Court Finds Plaintiff Has No Standing To Bring Copyright Claim For Big Pimpin'

David E. Jang

David-E-Jang-portrait David E. Jang is a senior associate in the Los Angeles office of Kelley Drye & Warren LLP. He is a business litigator whose practice includes entertainment litigation, trade secret protection and insurance recovery. He can be reached at djang@kelleydrye.com.

The copyright infringement action involving rapper Jay-Z’s Big Pimpin’ was recently dismissed in the Central District of California.

In 2007, Osa`ma Ahmed Fahmy filed suit against artists Jay-Z and Timothy Mosley (aka Timbaland), among others, claiming that the song Big Pimpin’ infringed Fahmy’s rights in the song Khosara, Khosara (“Khosara”).1 Fahmy alleged that the defendants recorded Big Pimpin’ wherein Jay-Z sang rap lyrics over a recording of Khosara.  Fahmy did not dispute that pursuant to his agreement with Mohsen Mohammed Jaber, certain rights in Khosara had been transferred under Egyptian law to Jaber.  However, Fahmy contended that the transferred rights did not include the right to make derivative works using Khosara.  Fahmy argued that under Egyptian law, the right to make derivative works is an inalienable moral right 2 reserved to the author of the work or his heirs.  He also asserted that he retained certain economic rights. 
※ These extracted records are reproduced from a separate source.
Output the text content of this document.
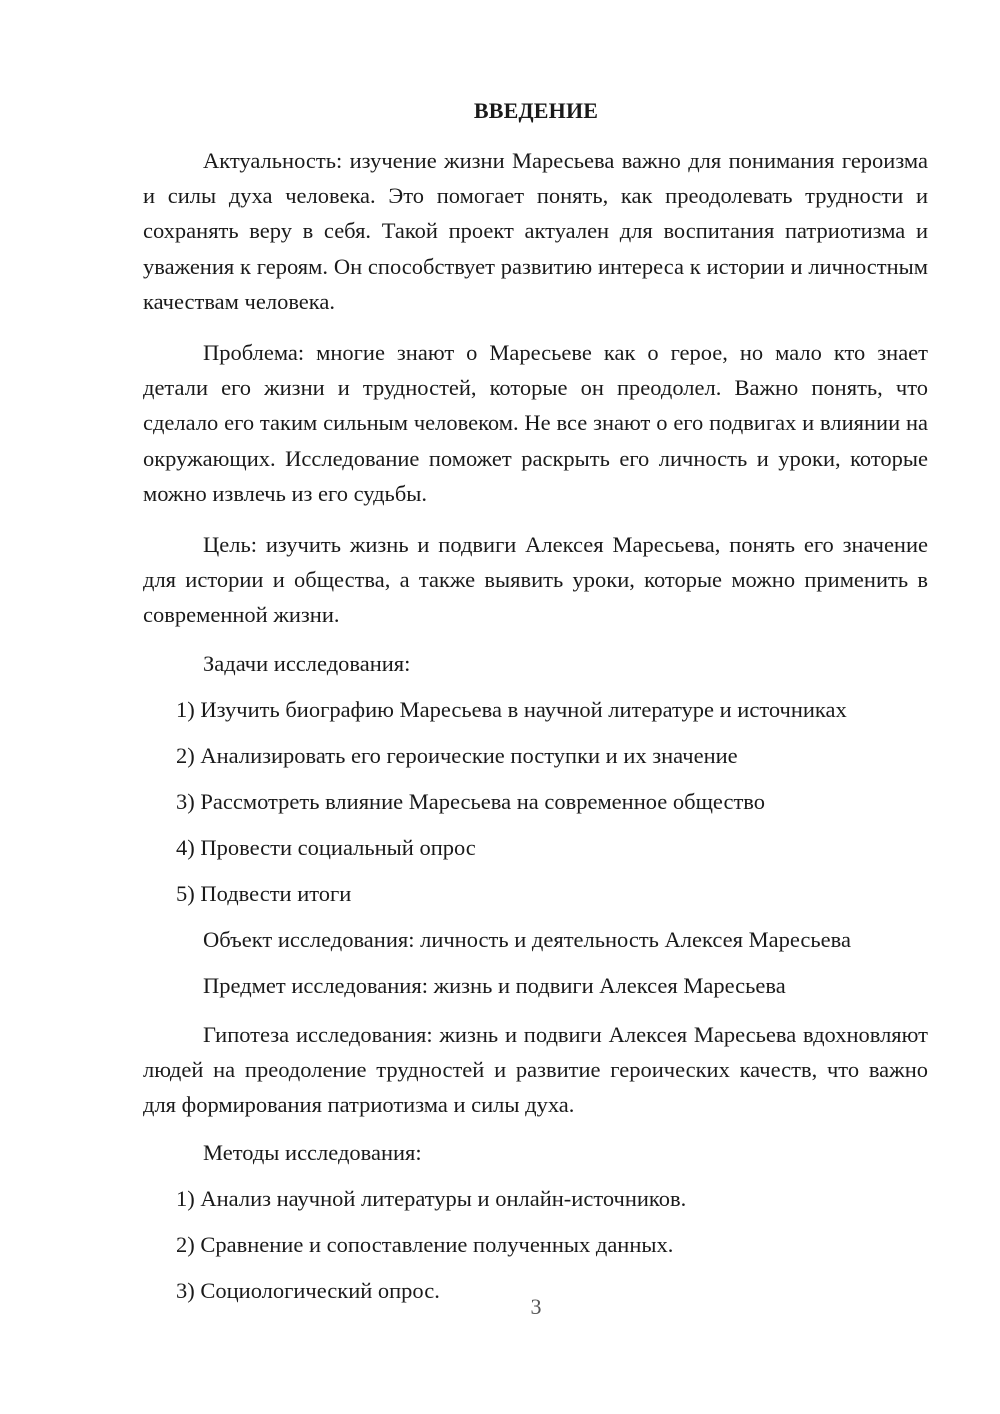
ВВЕДЕНИЕ

Актуальность: изучение жизни Маресьева важно для понимания героизма и силы духа человека. Это помогает понять, как преодолевать трудности и сохранять веру в себя. Такой проект актуален для воспитания патриотизма и уважения к героям. Он способствует развитию интереса к истории и личностным качествам человека.

Проблема: многие знают о Маресьеве как о герое, но мало кто знает детали его жизни и трудностей, которые он преодолел. Важно понять, что сделало его таким сильным человеком. Не все знают о его подвигах и влиянии на окружающих. Исследование поможет раскрыть его личность и уроки, которые можно извлечь из его судьбы.

Цель: изучить жизнь и подвиги Алексея Маресьева, понять его значение для истории и общества, а также выявить уроки, которые можно применить в современной жизни.

Задачи исследования:
1) Изучить биографию Маресьева в научной литературе и источниках
2) Анализировать его героические поступки и их значение
3) Рассмотреть влияние Маресьева на современное общество
4) Провести социальный опрос
5) Подвести итоги
Объект исследования: личность и деятельность Алексея Маресьева
Предмет исследования: жизнь и подвиги Алексея Маресьева

Гипотеза исследования: жизнь и подвиги Алексея Маресьева вдохновляют людей на преодоление трудностей и развитие героических качеств, что важно для формирования патриотизма и силы духа.

Методы исследования:
1) Анализ научной литературы и онлайн-источников.
2) Сравнение и сопоставление полученных данных.
3) Социологический опрос.
3
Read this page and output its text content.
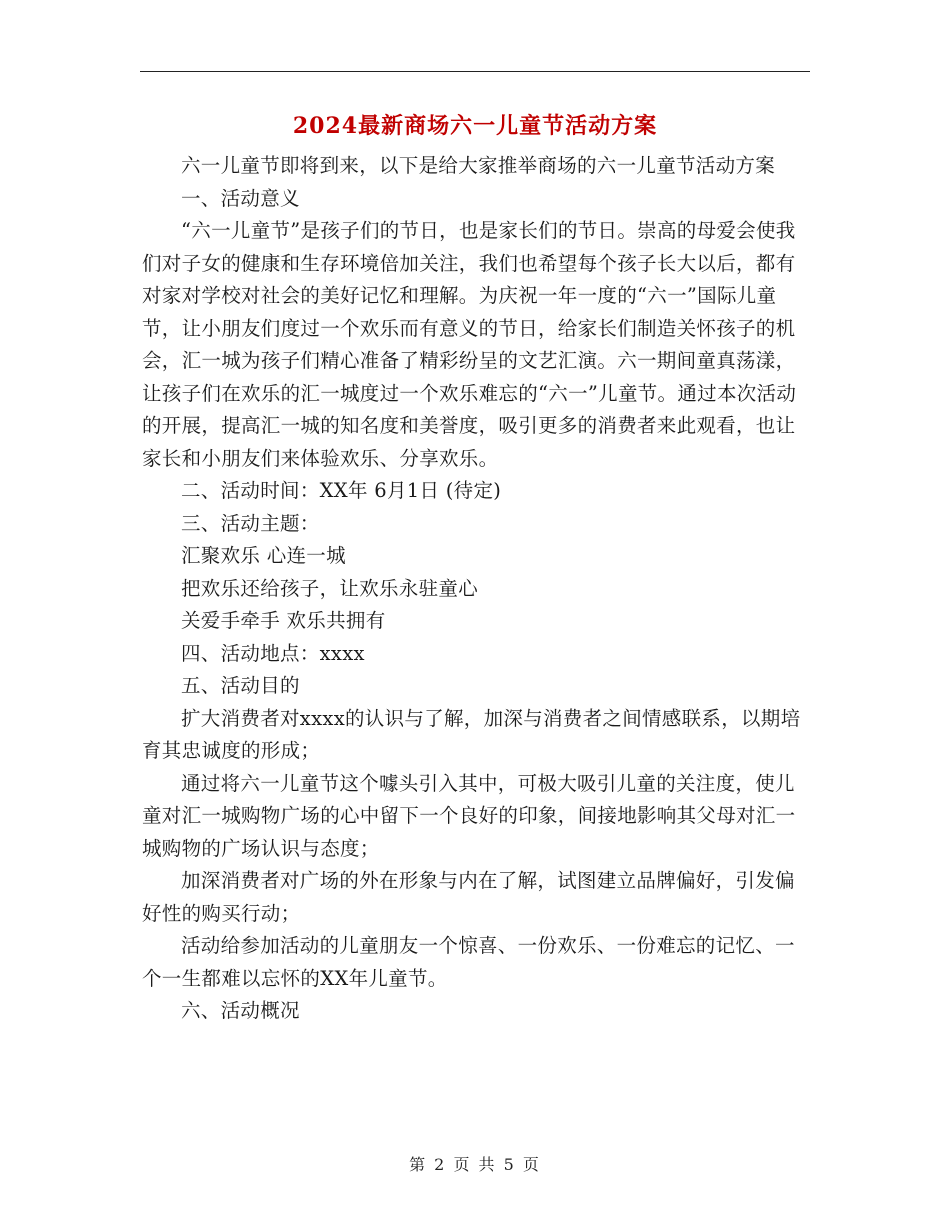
2024最新商场六一儿童节活动方案

六一儿童节即将到来，以下是给大家推举商场的六一儿童节活动方案

一、活动意义

“六一儿童节”是孩子们的节日，也是家长们的节日。崇高的母爱会使我们对子女的健康和生存环境倍加关注，我们也希望每个孩子长大以后，都有对家对学校对社会的美好记忆和理解。为庆祝一年一度的“六一”国际儿童节，让小朋友们度过一个欢乐而有意义的节日，给家长们制造关怀孩子的机会，汇一城为孩子们精心准备了精彩纷呈的文艺汇演。六一期间童真荡漾，让孩子们在欢乐的汇一城度过一个欢乐难忘的“六一”儿童节。通过本次活动的开展，提高汇一城的知名度和美誉度，吸引更多的消费者来此观看，也让家长和小朋友们来体验欢乐、分享欢乐。

二、活动时间：XX年 6月1日 (待定)

三、活动主题：

汇聚欢乐 心连一城

把欢乐还给孩子，让欢乐永驻童心

关爱手牵手 欢乐共拥有

四、活动地点：xxxx

五、活动目的

扩大消费者对xxxx的认识与了解，加深与消费者之间情感联系，以期培育其忠诚度的形成；

通过将六一儿童节这个噱头引入其中，可极大吸引儿童的关注度，使儿童对汇一城购物广场的心中留下一个良好的印象，间接地影响其父母对汇一城购物的广场认识与态度；

加深消费者对广场的外在形象与内在了解，试图建立品牌偏好，引发偏好性的购买行动；

活动给参加活动的儿童朋友一个惊喜、一份欢乐、一份难忘的记忆、一个一生都难以忘怀的XX年儿童节。

六、活动概况

第 2 页 共 5 页
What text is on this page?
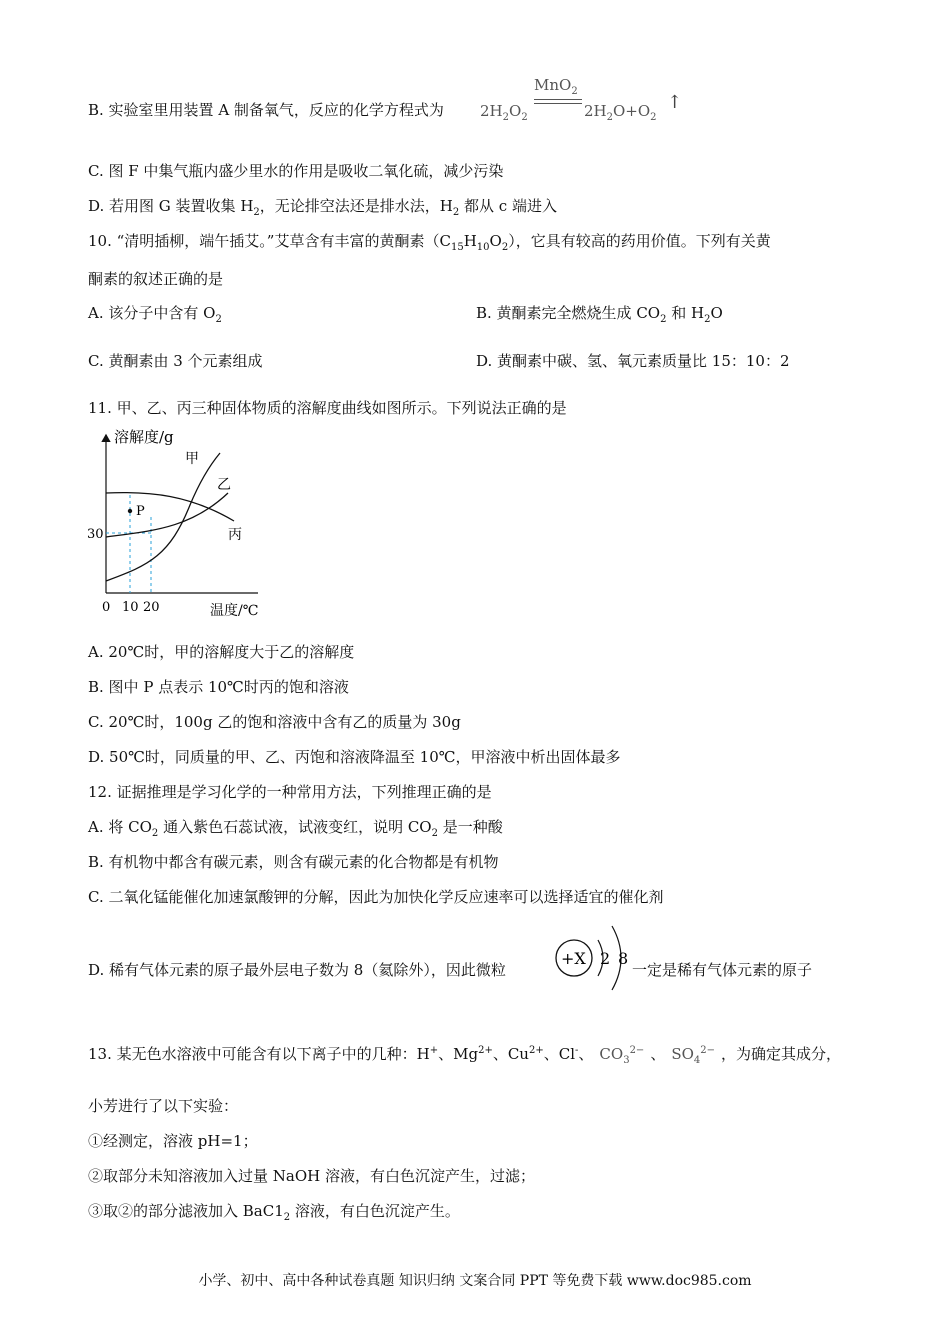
B. 实验室里用装置 A 制备氧气，反应的化学方程式为 $2H_2O_2$
MnO$_2$
$2H_2O+O_2$
↑
C. 图 F 中集气瓶内盛少里水的作用是吸收二氧化硫，减少污染
D. 若用图 G 装置收集 $H_2$，无论排空法还是排水法，$H_2$ 都从 c 端进入
10. “清明插柳，端午插艾。”艾草含有丰富的黄酮素$(C_{15}H_{10}O_2)$，它具有较高的药用价值。下列有关黄
酮素的叙述正确的是
A. 该分子中含有 $O_2$	B. 黄酮素完全燃烧生成 $CO_2$ 和 $H_2O$
C. 黄酮素由 3 个元素组成	D. 黄酮素中碳、氢、氧元素质量比 15：10：2
11. 甲、乙、丙三种固体物质的溶解度曲线如图所示。下列说法正确的是
溶解度/g
甲
乙
丙
P
30
0 10 20	温度/℃
A. 20℃时，甲的溶解度大于乙的溶解度
B. 图中 P 点表示 10℃时丙的饱和溶液
C. 20℃时，100g 乙的饱和溶液中含有乙的质量为 30g
D. 50℃时，同质量的甲、乙、丙饱和溶液降温至 10℃，甲溶液中析出固体最多
12. 证据推理是学习化学的一种常用方法，下列推理正确的是
A. 将 $CO_2$ 通入紫色石蕊试液，试液变红，说明 $CO_2$ 是一种酸
B. 有机物中都含有碳元素，则含有碳元素的化合物都是有机物
C. 二氧化锰能催化加速氯酸钾的分解，因此为加快化学反应速率可以选择适宜的催化剂
D. 稀有气体元素的原子最外层电子数为 8（氦除外），因此微粒
+X 2 8
一定是稀有气体元素的原子
13. 某无色水溶液中可能含有以下离子中的几种：H+、$Mg^{2+}$、$Cu^{2+}$、Cl-、 $CO_3^{2-}$ 、 $SO_4^{2-}$ ，为确定其成分，
小芳进行了以下实验：
①经测定，溶液 pH=1；
②取部分未知溶液加入过量 NaOH 溶液，有白色沉淀产生，过滤；
③取②的部分滤液加入 $BaC1_2$ 溶液，有白色沉淀产生。
小学、初中、高中各种试卷真题 知识归纳 文案合同 PPT 等免费下载 www.doc985.com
On October 21, 2015, after the first phase of a bifurcated trial, the court granted the defendants’ motion for judgment as a matter of law, finding that Fahmy lacked standing to bring the suit because he had transferred all his economic rights in Khosara to Jaber.  The court found that while moral rights under Egyptian law are inalienable and may be asserted to prevent modifications to a work, such rights are not enforceable in a U.S. court.  As a result, if an artist’s moral rights are violated under Egyptian law, he must seek a remedy in the nature of an injunction in an Egyptian court.

The court also found that while moral rights are inalienable under Egyptian law, an artist may transfer all of his economic rights in a work, including the economic right to authorize or prevent modifications to a work.  After considering the testimony of experts, the court concluded that Fahmy had conveyed all his economic rights in Khosara to Jaber under the terms of their agreement.  The court agreed that previously ambiguous terms in the agreement had been clarified to confirm that Fahmy retained no economic rights in Khosara.  For instance, the court found that contract language suggesting Fahmy had reserved some economic rights actually referred to the right to receive royalties. Under both U.S. and Egyptian law, the right to receive royalties is distinct from economic rights.

Fahmy appealed the court’s decision to the Ninth Circuit Court of Appeals in February 2016.


1 Plaintiff is an heir of Baligh Hamdi, a famous Egyptian composer who coauthored the song Khosara.
2 Moral rights are personal to authors. They exist independently of the artist’s economic interest in the work.